Padahal, yang namanya karakter, serumit apapun itu, seberapa lambatpun itu
selalu bisa berkembang dan berubah. ”
“Lalu, bagaimana memperlakukan orang dengan
masing-masing karakter itu, Ayah?”
“Cara terbaik memperlakukan orang lain adalah dengan
memperlakukan mereka seperti apa yang mereka inginkan; memperlakukan mereka
dengan cara yang mereka senangi. Catatannya perlakuan itu harus membuat mereka
lebih baik, tidak manja apalagi menimbulkan ketergantungan.”
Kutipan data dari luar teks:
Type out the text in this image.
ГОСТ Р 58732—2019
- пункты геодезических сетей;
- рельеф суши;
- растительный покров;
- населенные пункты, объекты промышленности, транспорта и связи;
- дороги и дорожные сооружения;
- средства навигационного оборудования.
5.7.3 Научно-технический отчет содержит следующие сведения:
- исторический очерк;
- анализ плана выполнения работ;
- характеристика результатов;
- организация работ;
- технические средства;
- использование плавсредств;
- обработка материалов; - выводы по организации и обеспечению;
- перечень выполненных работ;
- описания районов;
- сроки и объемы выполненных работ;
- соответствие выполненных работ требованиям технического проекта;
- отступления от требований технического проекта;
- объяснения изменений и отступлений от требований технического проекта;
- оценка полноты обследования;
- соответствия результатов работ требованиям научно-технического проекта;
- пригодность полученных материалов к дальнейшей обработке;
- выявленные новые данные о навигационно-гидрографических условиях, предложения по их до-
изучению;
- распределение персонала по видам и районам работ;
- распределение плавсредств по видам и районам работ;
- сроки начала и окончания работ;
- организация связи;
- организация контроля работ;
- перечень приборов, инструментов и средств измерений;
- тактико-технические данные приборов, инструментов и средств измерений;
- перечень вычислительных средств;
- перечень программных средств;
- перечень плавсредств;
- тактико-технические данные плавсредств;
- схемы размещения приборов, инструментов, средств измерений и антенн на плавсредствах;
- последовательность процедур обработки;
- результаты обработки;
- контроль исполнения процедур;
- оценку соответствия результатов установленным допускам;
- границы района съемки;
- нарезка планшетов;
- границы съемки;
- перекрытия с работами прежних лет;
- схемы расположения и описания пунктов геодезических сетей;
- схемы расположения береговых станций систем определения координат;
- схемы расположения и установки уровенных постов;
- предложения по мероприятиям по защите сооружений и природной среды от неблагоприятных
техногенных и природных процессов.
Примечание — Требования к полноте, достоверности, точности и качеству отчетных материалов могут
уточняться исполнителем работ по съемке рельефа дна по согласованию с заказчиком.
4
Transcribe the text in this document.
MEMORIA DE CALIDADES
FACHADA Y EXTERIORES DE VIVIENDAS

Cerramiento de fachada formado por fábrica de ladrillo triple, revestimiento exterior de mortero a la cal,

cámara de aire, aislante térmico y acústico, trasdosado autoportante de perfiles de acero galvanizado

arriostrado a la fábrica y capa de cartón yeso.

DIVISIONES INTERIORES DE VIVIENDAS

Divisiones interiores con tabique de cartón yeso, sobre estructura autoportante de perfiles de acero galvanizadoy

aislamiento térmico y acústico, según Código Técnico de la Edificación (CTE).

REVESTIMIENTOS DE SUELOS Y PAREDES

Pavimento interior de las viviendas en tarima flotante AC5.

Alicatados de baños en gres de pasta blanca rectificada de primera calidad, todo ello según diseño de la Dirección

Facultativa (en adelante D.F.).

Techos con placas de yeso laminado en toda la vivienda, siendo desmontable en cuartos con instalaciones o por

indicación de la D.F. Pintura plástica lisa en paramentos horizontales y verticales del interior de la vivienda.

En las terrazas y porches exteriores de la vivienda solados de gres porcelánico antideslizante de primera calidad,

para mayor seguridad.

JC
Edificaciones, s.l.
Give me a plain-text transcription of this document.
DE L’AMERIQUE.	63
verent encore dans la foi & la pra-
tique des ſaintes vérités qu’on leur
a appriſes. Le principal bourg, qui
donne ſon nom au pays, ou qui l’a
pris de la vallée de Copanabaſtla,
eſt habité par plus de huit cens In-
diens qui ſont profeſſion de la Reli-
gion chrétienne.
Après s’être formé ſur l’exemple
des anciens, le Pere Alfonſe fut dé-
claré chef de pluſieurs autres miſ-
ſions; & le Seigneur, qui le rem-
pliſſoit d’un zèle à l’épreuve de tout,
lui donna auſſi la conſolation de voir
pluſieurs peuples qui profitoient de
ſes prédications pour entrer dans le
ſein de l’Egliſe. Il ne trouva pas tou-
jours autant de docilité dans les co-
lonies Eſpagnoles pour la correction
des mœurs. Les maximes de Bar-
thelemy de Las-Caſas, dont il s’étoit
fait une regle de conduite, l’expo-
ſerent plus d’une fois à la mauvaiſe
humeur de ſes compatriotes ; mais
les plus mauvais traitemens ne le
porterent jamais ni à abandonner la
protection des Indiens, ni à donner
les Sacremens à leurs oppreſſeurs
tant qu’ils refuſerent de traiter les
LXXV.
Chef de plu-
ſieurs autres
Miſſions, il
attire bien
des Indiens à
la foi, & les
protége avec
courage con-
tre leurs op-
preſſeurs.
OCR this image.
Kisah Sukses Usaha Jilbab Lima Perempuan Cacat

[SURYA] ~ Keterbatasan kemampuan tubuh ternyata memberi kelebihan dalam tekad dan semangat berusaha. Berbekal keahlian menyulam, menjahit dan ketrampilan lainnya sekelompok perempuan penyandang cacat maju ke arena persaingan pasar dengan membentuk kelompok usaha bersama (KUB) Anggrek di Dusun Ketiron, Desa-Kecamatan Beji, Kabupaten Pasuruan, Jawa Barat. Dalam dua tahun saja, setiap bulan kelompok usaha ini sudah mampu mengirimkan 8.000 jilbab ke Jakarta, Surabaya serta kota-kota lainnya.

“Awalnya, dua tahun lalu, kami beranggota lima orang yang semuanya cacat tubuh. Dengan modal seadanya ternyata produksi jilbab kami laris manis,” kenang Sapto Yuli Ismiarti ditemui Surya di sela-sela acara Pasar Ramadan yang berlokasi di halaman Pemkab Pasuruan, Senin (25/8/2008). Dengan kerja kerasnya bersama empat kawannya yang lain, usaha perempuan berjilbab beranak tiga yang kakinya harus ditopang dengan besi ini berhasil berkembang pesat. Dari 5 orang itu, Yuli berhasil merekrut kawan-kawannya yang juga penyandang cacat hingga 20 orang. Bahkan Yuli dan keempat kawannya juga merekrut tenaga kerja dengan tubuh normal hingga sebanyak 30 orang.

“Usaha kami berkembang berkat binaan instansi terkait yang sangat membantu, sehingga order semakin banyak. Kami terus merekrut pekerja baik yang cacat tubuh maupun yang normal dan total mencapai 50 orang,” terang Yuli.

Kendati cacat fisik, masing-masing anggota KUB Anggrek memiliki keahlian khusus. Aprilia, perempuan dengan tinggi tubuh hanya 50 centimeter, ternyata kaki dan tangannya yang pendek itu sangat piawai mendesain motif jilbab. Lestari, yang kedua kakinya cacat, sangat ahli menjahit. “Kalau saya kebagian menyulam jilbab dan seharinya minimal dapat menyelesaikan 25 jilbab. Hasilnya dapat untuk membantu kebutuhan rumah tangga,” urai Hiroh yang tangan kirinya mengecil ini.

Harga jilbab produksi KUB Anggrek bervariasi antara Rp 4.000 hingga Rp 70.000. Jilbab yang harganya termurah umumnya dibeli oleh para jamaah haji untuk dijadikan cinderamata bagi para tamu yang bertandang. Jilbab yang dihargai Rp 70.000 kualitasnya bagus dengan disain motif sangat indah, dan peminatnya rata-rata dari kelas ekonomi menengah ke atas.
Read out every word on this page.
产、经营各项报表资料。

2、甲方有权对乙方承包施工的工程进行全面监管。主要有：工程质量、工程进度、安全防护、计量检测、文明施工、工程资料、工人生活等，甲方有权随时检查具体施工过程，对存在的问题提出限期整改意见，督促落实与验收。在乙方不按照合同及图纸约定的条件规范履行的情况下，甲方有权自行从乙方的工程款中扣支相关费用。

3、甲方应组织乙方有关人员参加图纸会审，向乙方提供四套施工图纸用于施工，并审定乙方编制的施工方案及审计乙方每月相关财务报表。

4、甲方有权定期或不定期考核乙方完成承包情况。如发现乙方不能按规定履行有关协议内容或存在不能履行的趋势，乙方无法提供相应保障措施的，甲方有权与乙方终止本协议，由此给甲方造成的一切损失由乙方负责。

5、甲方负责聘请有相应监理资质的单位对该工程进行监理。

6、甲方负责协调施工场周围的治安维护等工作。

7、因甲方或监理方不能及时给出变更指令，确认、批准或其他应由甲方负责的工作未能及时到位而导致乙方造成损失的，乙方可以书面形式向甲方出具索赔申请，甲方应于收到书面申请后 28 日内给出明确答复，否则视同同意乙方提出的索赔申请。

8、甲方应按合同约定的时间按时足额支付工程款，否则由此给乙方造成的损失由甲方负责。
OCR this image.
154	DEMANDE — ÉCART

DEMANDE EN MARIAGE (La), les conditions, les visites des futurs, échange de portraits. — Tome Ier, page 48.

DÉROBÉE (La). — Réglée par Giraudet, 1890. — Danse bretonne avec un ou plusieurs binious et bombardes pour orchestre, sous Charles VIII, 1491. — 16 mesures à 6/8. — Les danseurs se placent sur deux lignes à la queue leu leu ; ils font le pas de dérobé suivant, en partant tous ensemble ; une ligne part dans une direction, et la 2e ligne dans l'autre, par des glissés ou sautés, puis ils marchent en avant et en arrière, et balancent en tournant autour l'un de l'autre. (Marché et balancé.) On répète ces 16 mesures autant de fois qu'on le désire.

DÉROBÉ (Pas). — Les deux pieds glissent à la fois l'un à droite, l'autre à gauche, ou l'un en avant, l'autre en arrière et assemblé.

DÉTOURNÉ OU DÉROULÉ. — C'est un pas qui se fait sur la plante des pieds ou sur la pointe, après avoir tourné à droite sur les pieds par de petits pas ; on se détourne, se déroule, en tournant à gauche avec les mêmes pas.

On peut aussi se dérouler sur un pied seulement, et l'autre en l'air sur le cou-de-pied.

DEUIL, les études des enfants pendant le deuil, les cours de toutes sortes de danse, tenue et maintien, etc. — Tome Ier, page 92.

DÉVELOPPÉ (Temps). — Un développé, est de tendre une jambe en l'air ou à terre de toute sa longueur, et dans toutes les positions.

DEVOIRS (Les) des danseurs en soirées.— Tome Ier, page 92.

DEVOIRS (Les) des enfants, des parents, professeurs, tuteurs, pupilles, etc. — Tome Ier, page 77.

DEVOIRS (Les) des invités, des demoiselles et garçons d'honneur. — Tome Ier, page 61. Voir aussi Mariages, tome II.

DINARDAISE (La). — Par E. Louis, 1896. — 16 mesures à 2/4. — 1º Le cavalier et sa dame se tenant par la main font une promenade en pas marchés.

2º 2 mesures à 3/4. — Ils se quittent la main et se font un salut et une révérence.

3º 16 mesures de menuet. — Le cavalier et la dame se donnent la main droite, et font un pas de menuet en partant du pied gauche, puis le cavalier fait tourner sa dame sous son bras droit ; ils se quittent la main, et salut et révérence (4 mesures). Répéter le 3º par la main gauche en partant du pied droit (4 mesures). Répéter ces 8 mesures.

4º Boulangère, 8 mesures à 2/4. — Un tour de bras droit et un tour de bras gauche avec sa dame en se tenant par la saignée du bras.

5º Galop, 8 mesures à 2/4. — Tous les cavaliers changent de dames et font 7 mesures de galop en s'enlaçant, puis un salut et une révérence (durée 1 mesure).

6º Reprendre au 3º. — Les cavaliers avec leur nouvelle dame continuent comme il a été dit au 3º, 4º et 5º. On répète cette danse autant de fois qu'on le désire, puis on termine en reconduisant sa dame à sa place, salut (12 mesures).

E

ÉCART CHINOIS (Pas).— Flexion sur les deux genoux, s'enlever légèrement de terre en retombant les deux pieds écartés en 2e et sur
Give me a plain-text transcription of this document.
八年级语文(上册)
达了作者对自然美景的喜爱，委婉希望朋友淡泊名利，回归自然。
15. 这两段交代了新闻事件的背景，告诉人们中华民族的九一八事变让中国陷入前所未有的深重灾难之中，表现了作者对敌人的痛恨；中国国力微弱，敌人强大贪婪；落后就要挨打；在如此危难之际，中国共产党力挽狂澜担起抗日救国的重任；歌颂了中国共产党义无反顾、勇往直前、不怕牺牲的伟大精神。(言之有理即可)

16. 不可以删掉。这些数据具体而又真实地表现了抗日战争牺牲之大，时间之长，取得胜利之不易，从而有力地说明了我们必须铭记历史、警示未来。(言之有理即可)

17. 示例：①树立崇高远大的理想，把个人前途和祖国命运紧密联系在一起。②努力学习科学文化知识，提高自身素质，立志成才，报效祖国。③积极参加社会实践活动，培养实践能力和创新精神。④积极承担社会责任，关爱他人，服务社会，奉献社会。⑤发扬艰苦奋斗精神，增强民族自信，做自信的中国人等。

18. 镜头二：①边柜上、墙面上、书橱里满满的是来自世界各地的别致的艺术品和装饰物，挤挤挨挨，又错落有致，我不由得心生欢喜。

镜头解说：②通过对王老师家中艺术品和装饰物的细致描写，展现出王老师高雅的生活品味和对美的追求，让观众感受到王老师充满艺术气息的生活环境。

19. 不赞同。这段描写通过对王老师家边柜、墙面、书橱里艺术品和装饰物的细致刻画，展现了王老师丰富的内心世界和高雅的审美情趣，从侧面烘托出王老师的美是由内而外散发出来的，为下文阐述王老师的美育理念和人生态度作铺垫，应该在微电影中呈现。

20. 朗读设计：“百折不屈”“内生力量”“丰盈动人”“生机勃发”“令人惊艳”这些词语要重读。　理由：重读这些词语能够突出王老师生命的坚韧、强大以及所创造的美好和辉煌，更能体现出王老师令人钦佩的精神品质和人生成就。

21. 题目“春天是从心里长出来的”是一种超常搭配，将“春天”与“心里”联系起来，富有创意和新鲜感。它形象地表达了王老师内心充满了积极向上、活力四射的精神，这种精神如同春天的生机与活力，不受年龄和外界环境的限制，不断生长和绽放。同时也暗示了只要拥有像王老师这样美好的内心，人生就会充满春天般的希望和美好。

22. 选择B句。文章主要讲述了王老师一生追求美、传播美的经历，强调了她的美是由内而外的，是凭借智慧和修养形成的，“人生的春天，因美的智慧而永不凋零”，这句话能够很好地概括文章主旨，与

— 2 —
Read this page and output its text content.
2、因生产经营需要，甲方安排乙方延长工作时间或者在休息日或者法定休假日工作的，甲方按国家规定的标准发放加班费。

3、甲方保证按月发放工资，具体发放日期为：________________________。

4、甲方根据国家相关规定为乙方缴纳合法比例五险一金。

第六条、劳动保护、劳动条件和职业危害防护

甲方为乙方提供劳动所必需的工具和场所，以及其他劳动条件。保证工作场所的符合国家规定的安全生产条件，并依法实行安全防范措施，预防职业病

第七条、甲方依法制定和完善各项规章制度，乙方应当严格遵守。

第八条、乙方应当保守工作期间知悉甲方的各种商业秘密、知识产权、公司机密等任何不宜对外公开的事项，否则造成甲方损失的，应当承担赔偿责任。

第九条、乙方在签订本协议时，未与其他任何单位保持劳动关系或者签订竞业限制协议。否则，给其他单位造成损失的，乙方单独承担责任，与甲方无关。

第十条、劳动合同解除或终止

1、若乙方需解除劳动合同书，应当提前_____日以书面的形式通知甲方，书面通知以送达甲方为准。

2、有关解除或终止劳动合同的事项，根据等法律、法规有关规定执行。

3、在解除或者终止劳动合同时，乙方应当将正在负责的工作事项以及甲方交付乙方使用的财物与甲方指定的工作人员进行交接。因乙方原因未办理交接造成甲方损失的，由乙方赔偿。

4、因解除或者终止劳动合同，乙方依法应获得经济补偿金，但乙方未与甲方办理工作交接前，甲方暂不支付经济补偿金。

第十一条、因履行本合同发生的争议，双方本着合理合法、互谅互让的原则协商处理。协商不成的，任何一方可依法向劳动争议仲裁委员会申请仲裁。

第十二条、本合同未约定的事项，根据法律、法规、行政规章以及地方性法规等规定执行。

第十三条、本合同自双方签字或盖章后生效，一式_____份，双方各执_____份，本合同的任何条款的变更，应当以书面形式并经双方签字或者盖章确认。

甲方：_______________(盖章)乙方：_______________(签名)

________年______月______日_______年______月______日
“Dulu, ketika zaman rasulullah masih hidup,
sekelompok sahabat ditanya oleh sahabat yang lain; siapa diantara kalian yang
paling dekat dengan rasulullah. Semua orang yang ada di ruangan itu mengaku
kalau merekalah yang paling dekat dengan rasulullah. Setelah diselidiki,
ternyata rasul memperlakukan mereka dengan cara yang berbeda-beda, sesuai
dengan karakternya masing-masing. Itulah salah satu sebab kenapa rasul sangat
dicintai oleh para sahabatnya.”
“Kalau begitu, kita plin-plan dong, Yah? Kok
menghadapi orang lain dengan menggunakan karakter yang berbeda?”
“Bukan plin-plan, Nak. Kita hanya sedang berusaha
untuk menghormati mereka, untuk memahami mereka, juga memberikan yang terbaik
yang kita bisa untuk mereka. Tentu saja kita harus punya prinsip dan karakter
tersendiri sebagai jati diri kita, yang menggambarkan siapa sebenarnya kita.
Perbedaan perlakuan terhadap orang yang berbeda karakter itu adalah cara
mengkomunikasikan karakter dan kepribadian kita. Isinya sama, maksudnya juga
sama, Cuma caranya saja yang berbeda. Agar maksud itu bisa tersampaikan dengan baik.
Banyak tujuan yang mulia tapi ditangkap sebagai sesuatu yang tidak mulia karena
kita salah menyampaikannya, salah mengkomunikasikannya.”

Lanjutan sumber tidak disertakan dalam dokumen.